Borstkanker ontstaat door een ongecontroleerde celdeling in de borst. Borstkanker is de meest voorkomende vorm van kanker bij vrouwen. Bij mannen is deze vorm van kanker juist zeldzaam. Vaak is borstkanker hormoongevoelig. Dit betekent dat de tumor hormoonreceptoren heeft waardoor de kanker gestimuleerd kan worden om (verder) te groeien. Een risicofactor voor het krijgen van borstkanker is onder andere het voorkomen van borstkanker in de familie.

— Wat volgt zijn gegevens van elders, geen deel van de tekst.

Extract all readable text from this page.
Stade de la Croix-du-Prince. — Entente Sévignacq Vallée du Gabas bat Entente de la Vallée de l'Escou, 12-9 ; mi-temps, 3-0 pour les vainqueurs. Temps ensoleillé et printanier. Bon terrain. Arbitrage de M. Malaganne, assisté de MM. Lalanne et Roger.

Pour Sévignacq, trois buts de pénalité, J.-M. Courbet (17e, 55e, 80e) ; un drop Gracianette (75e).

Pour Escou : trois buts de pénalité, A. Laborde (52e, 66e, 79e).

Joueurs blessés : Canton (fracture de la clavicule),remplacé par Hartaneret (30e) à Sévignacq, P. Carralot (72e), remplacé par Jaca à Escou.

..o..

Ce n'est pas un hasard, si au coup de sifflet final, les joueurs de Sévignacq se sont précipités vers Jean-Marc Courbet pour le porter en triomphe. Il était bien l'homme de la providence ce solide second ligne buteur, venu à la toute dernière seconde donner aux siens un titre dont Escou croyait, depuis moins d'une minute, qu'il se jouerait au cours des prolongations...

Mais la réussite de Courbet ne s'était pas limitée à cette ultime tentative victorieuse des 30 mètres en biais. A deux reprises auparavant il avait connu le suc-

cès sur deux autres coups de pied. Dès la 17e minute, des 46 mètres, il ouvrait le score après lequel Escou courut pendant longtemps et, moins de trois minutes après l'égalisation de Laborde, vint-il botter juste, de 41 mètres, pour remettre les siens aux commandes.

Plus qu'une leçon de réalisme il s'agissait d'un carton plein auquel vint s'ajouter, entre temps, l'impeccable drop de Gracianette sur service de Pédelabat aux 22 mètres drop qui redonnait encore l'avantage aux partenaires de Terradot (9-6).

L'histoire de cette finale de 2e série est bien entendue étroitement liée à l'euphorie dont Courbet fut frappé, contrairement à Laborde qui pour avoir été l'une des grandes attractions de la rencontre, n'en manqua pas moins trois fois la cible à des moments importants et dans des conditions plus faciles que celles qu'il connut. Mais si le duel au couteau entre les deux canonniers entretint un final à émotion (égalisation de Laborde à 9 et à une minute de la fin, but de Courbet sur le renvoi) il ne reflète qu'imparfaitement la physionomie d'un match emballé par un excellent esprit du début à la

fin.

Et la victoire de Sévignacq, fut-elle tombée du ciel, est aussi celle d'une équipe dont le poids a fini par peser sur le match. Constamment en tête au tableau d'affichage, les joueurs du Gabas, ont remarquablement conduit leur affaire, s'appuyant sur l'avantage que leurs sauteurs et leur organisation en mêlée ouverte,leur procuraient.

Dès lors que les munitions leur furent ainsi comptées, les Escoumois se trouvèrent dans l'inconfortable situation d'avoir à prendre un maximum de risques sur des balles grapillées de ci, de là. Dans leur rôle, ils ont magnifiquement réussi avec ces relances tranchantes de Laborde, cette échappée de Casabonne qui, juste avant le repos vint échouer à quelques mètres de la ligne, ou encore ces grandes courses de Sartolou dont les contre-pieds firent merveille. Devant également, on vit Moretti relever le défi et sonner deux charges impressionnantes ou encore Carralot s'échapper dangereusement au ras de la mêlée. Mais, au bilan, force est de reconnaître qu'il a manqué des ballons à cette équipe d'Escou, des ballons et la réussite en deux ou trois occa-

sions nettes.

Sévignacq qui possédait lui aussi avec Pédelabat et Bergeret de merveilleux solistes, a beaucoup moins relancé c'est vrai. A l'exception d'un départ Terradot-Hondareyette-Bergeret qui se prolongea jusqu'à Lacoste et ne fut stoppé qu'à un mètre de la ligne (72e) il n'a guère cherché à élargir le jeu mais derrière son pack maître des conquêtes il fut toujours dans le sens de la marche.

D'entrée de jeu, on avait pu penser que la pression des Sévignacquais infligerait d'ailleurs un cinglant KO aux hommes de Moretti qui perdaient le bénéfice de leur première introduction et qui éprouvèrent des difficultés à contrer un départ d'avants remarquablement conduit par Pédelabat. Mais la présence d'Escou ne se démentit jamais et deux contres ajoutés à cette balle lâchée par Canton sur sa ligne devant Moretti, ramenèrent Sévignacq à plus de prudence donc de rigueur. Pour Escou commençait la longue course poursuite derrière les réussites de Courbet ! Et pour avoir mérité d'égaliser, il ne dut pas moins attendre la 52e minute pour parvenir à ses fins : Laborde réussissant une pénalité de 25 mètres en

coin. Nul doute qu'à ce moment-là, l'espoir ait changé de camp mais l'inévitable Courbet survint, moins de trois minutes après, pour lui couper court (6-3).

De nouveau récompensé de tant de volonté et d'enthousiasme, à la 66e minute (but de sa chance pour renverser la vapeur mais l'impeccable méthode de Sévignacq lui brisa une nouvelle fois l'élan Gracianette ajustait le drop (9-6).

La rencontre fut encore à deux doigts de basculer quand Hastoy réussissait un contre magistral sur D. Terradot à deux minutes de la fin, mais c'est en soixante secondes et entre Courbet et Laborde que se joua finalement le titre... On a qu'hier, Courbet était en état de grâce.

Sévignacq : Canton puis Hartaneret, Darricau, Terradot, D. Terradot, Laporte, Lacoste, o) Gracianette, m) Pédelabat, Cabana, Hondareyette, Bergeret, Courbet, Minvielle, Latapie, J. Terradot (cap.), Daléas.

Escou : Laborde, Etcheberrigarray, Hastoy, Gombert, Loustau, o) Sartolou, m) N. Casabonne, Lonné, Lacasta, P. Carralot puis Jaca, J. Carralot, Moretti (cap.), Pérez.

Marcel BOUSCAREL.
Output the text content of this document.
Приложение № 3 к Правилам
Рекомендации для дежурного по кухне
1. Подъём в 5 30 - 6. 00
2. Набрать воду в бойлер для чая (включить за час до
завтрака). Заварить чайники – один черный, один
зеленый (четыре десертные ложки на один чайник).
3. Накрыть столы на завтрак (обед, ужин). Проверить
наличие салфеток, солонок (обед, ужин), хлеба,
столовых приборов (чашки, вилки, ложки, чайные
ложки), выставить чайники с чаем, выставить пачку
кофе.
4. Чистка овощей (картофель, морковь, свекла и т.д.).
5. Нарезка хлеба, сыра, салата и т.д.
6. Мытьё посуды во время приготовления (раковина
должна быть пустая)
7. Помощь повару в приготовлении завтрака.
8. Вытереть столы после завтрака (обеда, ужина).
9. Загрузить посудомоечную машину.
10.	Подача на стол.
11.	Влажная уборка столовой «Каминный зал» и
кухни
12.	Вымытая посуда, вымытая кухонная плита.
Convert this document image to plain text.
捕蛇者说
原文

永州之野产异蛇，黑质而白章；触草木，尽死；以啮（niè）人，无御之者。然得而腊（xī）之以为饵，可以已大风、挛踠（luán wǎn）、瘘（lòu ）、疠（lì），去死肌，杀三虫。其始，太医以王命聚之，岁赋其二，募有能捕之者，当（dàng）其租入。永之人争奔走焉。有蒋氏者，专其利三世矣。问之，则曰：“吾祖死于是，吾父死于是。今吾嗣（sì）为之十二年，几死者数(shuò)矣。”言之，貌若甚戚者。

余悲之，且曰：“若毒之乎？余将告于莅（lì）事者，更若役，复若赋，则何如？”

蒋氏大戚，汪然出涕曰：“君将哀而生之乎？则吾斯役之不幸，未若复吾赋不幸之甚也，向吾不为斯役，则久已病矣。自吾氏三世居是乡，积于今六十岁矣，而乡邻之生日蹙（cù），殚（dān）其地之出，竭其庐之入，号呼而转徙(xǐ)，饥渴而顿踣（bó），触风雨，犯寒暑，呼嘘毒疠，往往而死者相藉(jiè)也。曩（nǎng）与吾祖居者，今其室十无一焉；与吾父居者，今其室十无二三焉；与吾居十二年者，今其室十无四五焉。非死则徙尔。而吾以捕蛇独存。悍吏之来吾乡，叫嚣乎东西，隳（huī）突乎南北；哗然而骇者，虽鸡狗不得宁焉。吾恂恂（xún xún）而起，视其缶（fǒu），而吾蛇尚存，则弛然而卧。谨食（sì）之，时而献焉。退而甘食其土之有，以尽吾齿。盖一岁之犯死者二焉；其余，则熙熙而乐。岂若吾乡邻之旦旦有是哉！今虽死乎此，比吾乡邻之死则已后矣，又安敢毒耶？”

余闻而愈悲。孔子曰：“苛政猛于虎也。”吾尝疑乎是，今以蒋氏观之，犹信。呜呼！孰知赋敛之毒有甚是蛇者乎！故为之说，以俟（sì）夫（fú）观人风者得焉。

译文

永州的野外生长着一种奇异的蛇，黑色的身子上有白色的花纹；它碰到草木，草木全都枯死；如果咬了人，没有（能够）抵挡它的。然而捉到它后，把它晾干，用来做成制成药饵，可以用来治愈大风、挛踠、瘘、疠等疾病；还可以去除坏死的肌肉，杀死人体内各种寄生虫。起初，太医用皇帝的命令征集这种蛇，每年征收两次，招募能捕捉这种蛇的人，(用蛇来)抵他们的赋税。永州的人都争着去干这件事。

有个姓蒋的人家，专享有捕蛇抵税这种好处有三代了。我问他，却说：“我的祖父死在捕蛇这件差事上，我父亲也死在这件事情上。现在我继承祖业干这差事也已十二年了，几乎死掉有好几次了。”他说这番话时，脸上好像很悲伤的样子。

Meer of minder risico bij hormoonbehandeling
Normaal borstweefsel heeft verschillende receptoren die gevoelig zijn voor geslachtshormonen, zoals de oestrogeenreceptor, de progesteronreceptor en de testosteronreceptor. Vrouwelijke geslachtshormonen kunnen het borstweefsel stimuleren om te groeien. Hierdoor ontstaat borstgroei bij meisjes in de puberteit en bij transvrouwen die hormonen gebruiken. Het mannelijk geslachtshormoon testosteron zorgt er bij jongens in de puberteit juist voor dat het borstweefsel zich niet verder ontwikkelt. Bij transmannen die testosteron gebruiken, neemt het borstvolume daardoor vaak iets af.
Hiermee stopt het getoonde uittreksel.